I built the hardware and wrote the software (the hardware input detection and output generation, and the front-facing app).


Markerless Object Recognition
Image Processing

The following is the result of a relatively short (five week) research & development project for a company in Paris. It makes use of a custom-built multi-touch table (40“). The goal was to allow for recognition and tracking of custom objects as they were placed and moved around on the table’s surface. One of the requirements of the project was that the recognition be based solely on an object’s contour, without the use of active or passive markers.

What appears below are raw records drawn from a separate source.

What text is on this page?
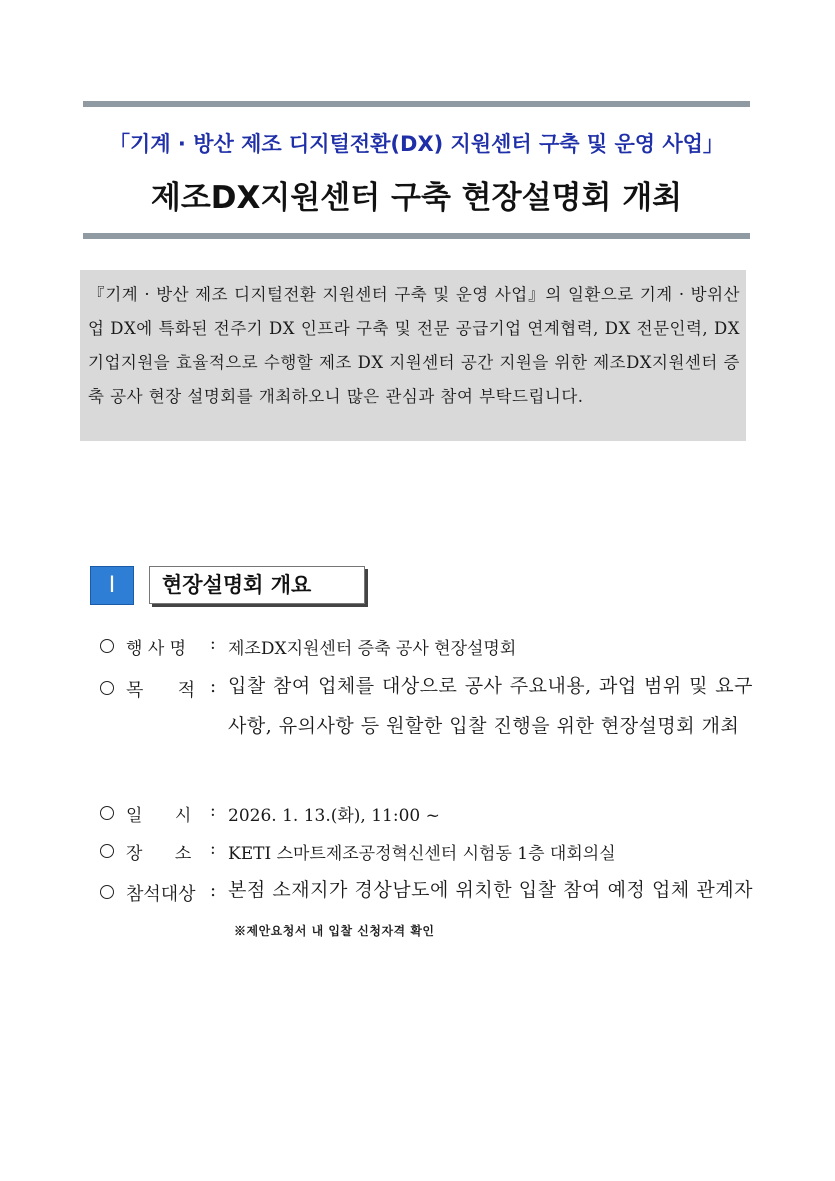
「기계 · 방산 제조 디지털전환(DX) 지원센터 구축 및 운영 사업」
제조DX지원센터 구축 현장설명회 개최
『기계 · 방산 제조 디지털전환 지원센터 구축 및 운영 사업』의 일환으로 기계 · 방위산업 DX에 특화된 전주기 DX 인프라 구축 및 전문 공급기업 연계협력, DX 전문인력, DX 기업지원을 효율적으로 수행할 제조 DX 지원센터 공간 지원을 위한 제조DX지원센터 증축 공사 현장 설명회를 개최하오니 많은 관심과 참여 부탁드립니다.
I	현장설명회 개요
행 사 명 : 제조DX지원센터 증축 공사 현장설명회
목      적 : 입찰 참여 업체를 대상으로 공사 주요내용, 과업 범위 및 요구사항, 유의사항 등 원할한 입찰 진행을 위한 현장설명회 개최
일      시 : 2026. 1. 13.(화), 11:00 ~
장      소 : KETI 스마트제조공정혁신센터 시험동 1층 대회의실
참석대상 : 본점 소재지가 경상남도에 위치한 입찰 참여 예정 업체 관계자※제안요청서 내 입찰 신청자격 확인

Hand Recognition & Tracking
Image Processing

As a fun experiment, I decided to implement a hand recognition and tracking algorithm. The input to the program was an image showing my hand. The output is the position of the finger tips, as well as the center of the palm. The following are two frames of a video (i.e. the algorithm operates on a video stream in real-time).


Python for iOS
iPhone, iPad

As part of a fun research project, I’ve worked on porting Python1 to iOS. It allows using Python in any Objective-C application and does not require a jailbreak. Others have used this approach to great extent in their apps (some of which are even available on the App Store, I hear).


Random Bits
Misc

I founded and/or contributed to a number of open source projects for custom multi-touch installations, such as Movid, Kivy, PyMT, as well as web development, such as Zine and MoinMoin, and was involved in well-known projects such as Ubuntu.

I wrote several articles for the (commercial) UNIX print magazine freeX as an independent author.

I was accepted and successfully participated four consecutive times in Google’s annual SoC program, most recently for the Natural User Interface Group.


  1. More specifically, version 2.7 of the CPython interpreter.